My dad was a sweet, lovable and wildly overprotective father.  But he was also an alcoholic who was painful to watch.  He worked for General Motors, barely doing what needed to be done to keep from getting fired.  Before GM, he enlisted in the war and served on the front lines in combat at Viet Nam. I believe part of why he enlisted was because he was mentally ill and he needed the war to give him an excuse for some of his constant run ins with trouble.  Don’t get me wrong, I am proud of his service.  He drove a tank, he walked the line and he was a demolitions expert.  But he had no regard for his own life.  He just wanted to impress his parents so badly that he put his life on the line.  And in the end, his mother didn’t see him as a hero.  She actually told him she was disappointed in him for making such a risky decision.  My father only wanted to make his mother proud, but I am convinced that she was incapable of telling him what he wanted to hear.  I don’t know why.  And I am forever disappointed in her because of it.  My father was a good man who made a lot of bad choices.  I love and respect him.  I’m forever grateful that by the end of his life, I earned his praise so much that my reward meant more to him than hers.

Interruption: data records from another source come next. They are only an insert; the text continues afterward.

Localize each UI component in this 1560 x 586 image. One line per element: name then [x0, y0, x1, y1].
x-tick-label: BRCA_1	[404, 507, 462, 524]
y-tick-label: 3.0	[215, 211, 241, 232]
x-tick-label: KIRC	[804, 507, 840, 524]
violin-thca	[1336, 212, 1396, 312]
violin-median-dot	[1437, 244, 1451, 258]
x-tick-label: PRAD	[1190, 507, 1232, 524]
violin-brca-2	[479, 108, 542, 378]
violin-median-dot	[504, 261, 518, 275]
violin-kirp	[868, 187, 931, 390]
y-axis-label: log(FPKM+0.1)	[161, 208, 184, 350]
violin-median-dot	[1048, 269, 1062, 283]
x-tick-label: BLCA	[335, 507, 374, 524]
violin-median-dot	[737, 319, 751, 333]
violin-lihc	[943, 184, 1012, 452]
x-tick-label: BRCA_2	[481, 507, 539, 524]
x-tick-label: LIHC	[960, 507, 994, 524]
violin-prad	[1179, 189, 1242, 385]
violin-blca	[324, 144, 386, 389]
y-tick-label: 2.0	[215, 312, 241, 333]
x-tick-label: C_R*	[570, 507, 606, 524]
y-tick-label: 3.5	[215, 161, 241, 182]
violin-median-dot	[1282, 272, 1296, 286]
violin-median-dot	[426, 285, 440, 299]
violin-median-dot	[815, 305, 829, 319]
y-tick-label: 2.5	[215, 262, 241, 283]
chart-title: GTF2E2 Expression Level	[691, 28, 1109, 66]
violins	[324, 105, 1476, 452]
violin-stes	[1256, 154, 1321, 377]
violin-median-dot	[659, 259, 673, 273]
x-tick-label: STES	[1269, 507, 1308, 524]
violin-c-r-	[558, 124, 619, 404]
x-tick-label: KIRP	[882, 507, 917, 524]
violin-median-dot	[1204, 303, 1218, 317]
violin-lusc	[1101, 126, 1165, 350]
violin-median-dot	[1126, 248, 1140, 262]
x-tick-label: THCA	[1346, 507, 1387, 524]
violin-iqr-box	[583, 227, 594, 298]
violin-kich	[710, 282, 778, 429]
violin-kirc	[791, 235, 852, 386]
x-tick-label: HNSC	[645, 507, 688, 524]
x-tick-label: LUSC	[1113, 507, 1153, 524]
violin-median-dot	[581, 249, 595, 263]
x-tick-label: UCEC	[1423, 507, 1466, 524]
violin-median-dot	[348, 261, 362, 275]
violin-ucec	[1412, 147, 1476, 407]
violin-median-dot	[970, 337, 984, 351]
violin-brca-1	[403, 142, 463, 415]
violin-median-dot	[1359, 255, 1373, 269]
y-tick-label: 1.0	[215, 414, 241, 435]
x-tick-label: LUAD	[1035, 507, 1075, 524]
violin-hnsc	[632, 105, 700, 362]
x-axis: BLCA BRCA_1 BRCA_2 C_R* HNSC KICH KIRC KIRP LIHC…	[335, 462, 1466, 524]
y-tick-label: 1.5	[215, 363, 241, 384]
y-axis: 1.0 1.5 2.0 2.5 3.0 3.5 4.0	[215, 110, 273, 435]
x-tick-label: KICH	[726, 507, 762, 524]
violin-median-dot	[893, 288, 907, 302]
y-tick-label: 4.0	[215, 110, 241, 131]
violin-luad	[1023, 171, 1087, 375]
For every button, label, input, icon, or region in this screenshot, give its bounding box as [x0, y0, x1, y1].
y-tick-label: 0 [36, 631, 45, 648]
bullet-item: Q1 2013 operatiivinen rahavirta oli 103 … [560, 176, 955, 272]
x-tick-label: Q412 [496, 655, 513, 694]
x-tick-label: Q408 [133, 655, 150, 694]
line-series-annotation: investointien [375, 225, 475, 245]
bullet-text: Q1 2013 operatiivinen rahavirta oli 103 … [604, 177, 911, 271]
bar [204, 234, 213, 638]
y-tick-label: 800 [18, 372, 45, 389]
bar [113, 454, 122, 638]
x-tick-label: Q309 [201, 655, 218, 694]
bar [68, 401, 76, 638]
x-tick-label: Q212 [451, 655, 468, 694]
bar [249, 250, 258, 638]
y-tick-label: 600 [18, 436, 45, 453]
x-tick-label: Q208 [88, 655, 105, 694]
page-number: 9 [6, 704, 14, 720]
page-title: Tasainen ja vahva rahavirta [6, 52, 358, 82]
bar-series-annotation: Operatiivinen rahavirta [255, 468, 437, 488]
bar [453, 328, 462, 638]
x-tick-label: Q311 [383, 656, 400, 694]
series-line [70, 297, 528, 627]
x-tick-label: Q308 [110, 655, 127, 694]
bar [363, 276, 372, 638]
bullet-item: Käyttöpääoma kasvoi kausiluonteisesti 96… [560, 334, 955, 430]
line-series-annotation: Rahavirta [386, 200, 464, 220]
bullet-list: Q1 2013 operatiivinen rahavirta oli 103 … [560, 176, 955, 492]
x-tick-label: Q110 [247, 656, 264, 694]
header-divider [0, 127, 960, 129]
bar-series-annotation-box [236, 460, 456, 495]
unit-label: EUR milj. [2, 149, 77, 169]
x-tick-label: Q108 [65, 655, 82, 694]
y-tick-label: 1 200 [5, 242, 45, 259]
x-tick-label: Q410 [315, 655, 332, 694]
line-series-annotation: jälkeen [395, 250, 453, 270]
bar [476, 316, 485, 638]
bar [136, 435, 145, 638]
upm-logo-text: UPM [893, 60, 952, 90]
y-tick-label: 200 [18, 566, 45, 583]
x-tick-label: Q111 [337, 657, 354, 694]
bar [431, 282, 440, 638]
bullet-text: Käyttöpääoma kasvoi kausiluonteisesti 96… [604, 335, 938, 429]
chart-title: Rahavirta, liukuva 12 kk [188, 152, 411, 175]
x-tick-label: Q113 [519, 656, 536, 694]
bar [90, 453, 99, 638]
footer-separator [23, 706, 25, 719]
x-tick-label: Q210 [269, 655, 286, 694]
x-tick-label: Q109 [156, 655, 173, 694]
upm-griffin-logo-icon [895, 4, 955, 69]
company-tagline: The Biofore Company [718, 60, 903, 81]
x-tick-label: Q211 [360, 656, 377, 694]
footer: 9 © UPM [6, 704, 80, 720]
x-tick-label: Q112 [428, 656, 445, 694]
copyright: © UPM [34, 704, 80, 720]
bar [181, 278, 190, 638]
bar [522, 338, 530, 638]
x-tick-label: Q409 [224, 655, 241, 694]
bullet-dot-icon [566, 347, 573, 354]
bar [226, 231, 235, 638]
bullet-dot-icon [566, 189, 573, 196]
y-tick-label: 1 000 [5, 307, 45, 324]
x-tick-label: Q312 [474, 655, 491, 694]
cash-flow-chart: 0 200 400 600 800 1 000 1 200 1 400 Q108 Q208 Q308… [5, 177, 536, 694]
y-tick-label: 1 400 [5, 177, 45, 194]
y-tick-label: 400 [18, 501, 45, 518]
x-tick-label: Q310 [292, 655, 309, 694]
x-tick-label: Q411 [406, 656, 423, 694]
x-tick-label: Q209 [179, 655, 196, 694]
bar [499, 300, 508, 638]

My father was a complex character.  I need to take a very long time to explain him and I just don’t have it in me right now.  But this is the first swing of the hammer at the large block that is his story.  It’s a start.

 

I will write it all out at some point and I hope that when I do I do it justice.  I love my father.  At certain points in my life he has been, and in ways he will forever be my hero, my best friend and my muse.  He taught me so very much about being a human being, being a writer, being a truth seeker.  He allowed me to be free and never to fear getting caught.

I want you all to know my dad the way I know my dad.  I want you all to see Joe Czahur the way that I do, but you can’t because that’s a special view that only I get to have.  And even though it would be stellar to share it, it’s even more fantastic to keep it sacred.